Monday, February 10, 2020

Apply Yourself to SPT’s “Admissions” – Smart, Funny, Mind-blowing

Benjamin McCormach in Admissions (John Ulman)
Seattle Public Theater
Through February 23, 2020

Playwright Joshua Harmon is a fearless writer. As demonstrated in his play, Bad Jews, and again, clearly, in his play, Admissions, now at Seattle Public Theater, he seems to take a topical subject and aim his pungent thoughts at just about every aspect of it! And he’s funny and writes smart dialogue that fill his characters with complicated, human feelings.

Director Annie Lareau pulls out all the complications imbedded in this story of an “admissions counselor,” Sherri (aptly and sensitively played by stage veteran Anne Allgood), who has worked tirelessly over that last 15 years to increase diversity at a very white, very old New England prep school. She is finally on the verge of gaining the coveted 20% mark for minorities which she and her husband, Bill (a lovely, acerbic Kevin McKeon), want to celebrate. Bill is also a school administrator.

But then, at the same time, their only child, high school graduating senior Charlie (Benjamin McCormack, who pulls out all the stops), receives the news that he has been “deferred” at his dream school, Yale. He also finds out that best friend, Perry, has been accepted! They dreamed of going together. Suddenly, Charlie is not so happy about his friend’s acceptance and wants to chalk it up to Perry’s being “Black” (Perry’s family is “mixed race”) because Charlie’s high school achievements are better than Perry’s and he “should” have priority acceptance!

Harmon looks at trying to figure out how inclusion can be win-win when schools such as Yale and Harvard have finite resources (freshman entrance spots) and an overabundance of qualified applicants. Studies have shown that inclusion increases creativity and understanding of people who are “not like you.” But scarcity means that including more people of color means to decrease the number of "white” students these universities can admit.

But Harmon goes deeper than that. Through his brilliant monologues of young Charlie – who goes through an enormous shift through the arc of the play – Harmon challenges us to think about what we are willing to sacrifice of our own privilege in favor of a fairer, more creative, more accepting world. Somehow, he also makes much of the play funny! He helps us laugh at society and our foibles and even our prejudices.

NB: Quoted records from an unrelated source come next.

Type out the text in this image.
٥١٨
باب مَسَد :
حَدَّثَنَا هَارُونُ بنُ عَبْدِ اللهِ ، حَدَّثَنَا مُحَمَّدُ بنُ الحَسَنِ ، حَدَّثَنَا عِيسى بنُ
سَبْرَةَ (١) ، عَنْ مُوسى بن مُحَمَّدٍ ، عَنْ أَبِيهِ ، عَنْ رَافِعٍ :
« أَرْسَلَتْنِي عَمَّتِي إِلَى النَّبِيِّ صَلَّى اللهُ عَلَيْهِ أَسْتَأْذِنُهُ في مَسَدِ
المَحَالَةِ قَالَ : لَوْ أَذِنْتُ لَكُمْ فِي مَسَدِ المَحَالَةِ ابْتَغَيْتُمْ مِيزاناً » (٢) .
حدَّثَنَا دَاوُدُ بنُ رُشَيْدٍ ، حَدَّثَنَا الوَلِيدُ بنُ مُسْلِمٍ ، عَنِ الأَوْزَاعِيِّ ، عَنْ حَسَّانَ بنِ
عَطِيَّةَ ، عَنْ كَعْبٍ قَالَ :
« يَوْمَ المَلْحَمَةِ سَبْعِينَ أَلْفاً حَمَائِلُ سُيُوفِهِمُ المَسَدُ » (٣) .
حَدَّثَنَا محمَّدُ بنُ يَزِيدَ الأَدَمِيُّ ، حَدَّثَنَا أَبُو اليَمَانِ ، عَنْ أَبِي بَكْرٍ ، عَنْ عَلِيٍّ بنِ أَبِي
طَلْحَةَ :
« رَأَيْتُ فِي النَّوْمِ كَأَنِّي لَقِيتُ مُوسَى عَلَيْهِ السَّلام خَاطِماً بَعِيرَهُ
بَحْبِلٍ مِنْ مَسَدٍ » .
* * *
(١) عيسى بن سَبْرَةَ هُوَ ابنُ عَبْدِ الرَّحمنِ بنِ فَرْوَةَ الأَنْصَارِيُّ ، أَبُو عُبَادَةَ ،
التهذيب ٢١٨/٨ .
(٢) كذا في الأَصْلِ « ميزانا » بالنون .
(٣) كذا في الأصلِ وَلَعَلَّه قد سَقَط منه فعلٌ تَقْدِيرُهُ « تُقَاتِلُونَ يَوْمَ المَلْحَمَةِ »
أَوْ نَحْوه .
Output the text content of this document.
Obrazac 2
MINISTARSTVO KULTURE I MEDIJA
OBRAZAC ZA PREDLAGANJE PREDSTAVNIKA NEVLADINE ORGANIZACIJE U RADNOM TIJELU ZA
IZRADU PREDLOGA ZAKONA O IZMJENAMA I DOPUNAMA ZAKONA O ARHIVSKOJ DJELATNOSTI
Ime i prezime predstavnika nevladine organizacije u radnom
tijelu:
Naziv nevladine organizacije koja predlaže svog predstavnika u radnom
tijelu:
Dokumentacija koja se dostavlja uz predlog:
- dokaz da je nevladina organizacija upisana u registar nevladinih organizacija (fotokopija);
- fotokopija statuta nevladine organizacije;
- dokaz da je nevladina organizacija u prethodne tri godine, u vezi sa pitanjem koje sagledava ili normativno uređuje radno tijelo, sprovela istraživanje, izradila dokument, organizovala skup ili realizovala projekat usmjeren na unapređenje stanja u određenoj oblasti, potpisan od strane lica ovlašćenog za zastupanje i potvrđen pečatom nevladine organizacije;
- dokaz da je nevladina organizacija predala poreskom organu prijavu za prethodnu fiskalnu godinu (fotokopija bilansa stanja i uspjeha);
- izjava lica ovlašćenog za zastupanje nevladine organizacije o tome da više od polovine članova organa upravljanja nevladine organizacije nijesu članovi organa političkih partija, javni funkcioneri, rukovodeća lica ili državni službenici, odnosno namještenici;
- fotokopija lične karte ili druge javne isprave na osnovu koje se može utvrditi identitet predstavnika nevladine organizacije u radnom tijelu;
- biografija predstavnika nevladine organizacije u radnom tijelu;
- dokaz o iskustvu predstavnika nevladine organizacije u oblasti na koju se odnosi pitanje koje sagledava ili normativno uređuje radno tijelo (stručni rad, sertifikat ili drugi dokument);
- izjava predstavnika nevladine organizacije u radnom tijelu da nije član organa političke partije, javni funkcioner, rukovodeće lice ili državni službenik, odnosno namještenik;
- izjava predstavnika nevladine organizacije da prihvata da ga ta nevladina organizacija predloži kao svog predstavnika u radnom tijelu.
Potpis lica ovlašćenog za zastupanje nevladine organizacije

The production serves the play beautifully. Two additional cast members, Perry’s mother (Macall Gordon) and a teacher at the school (Barbara Lindsay) bring in other views that increase the 360 degree exploration. Every cast member does a great job with their character and dialogue.

The sound design with transition music is so important to listen to. D.R. Amromin includes subtle song choices that enhance the subtext. Amber Parker’s lighting design is key, too, as Christopher Mumaw’s elegant set of the interior of the house turns into a school office by simply relighting the room and changing a few table items.

This is a terrific show to bring your teenagers to if you are at all interested in deep conversations about important social concepts with them! This is a terrific show to see for everyone of every color and background to crack open a difficult topic where gray areas abound. Harmon doesn’t answer the questions, but he poses them accurately and rather completely.